Konstantin Valeryevich Chernyshov (Константин Валерьевич Чернышов, born June 11, 1967) is a Russian chess grandmaster (2000) and a chess coach.

In 2008 he tied for 1st–8th with Vugar Gashimov, David Arutinian, Yuriy Kryvoruchko, Sergey Fedorchuk, Andrei Deviatkin, Vasilios Kotronias and Erwin L'Ami in the Cappelle-la-Grande Open Tournament.

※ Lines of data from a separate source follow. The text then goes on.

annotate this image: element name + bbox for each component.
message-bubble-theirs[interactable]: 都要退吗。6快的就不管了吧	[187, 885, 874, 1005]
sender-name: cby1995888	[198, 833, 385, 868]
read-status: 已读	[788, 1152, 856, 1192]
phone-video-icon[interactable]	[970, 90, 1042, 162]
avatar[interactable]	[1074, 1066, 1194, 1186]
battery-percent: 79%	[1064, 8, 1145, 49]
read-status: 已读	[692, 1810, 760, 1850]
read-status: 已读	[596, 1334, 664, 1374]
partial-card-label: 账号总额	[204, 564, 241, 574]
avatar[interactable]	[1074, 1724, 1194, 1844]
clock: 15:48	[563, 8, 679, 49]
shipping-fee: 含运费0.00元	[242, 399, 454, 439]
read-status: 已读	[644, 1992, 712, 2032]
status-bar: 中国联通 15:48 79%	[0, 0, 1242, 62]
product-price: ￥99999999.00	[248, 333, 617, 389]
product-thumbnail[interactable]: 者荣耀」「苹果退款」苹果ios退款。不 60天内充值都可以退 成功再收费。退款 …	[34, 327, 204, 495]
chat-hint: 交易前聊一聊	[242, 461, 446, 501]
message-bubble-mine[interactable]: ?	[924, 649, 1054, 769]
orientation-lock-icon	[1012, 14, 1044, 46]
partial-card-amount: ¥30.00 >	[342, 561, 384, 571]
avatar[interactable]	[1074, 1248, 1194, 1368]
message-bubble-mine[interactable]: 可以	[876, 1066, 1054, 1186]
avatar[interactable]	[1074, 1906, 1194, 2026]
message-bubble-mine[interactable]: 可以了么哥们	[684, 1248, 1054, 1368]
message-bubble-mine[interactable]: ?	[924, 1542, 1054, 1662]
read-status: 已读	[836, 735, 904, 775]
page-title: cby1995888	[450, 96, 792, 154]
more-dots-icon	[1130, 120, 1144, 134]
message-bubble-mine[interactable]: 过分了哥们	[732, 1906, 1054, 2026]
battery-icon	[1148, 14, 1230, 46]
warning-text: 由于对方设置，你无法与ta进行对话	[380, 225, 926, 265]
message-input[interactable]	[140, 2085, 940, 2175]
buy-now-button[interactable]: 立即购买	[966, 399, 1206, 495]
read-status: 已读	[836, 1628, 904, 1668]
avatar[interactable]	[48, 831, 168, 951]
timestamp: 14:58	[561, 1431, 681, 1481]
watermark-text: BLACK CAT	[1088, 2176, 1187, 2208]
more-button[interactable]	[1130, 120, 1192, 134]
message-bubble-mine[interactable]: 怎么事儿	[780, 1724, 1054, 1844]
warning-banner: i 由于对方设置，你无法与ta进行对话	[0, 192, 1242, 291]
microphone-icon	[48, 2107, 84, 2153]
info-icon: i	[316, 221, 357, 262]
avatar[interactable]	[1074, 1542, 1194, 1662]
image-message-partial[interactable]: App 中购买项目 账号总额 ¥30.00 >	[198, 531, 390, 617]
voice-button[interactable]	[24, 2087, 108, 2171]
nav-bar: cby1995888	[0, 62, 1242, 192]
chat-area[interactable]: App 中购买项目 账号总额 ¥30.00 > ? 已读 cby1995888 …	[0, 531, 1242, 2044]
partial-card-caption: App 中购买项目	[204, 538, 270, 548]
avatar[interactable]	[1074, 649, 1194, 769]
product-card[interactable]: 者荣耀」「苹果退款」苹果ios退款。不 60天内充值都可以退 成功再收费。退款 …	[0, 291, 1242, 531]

In 2010 he tied for 1st–4th with Evgeny Bareev, Lê Quang Liêm and Ernesto Inarkiev in the Moscow Open and won the event on tie-break.

Chernyshov is the author of Cognitive Chess: Improving Your Visualization and Calculation Skills. The book was published by Russell Enterprises in 2021 and contains hundreds of exercises that are intended to be worked through in the reader's mind, without looking at a chess board.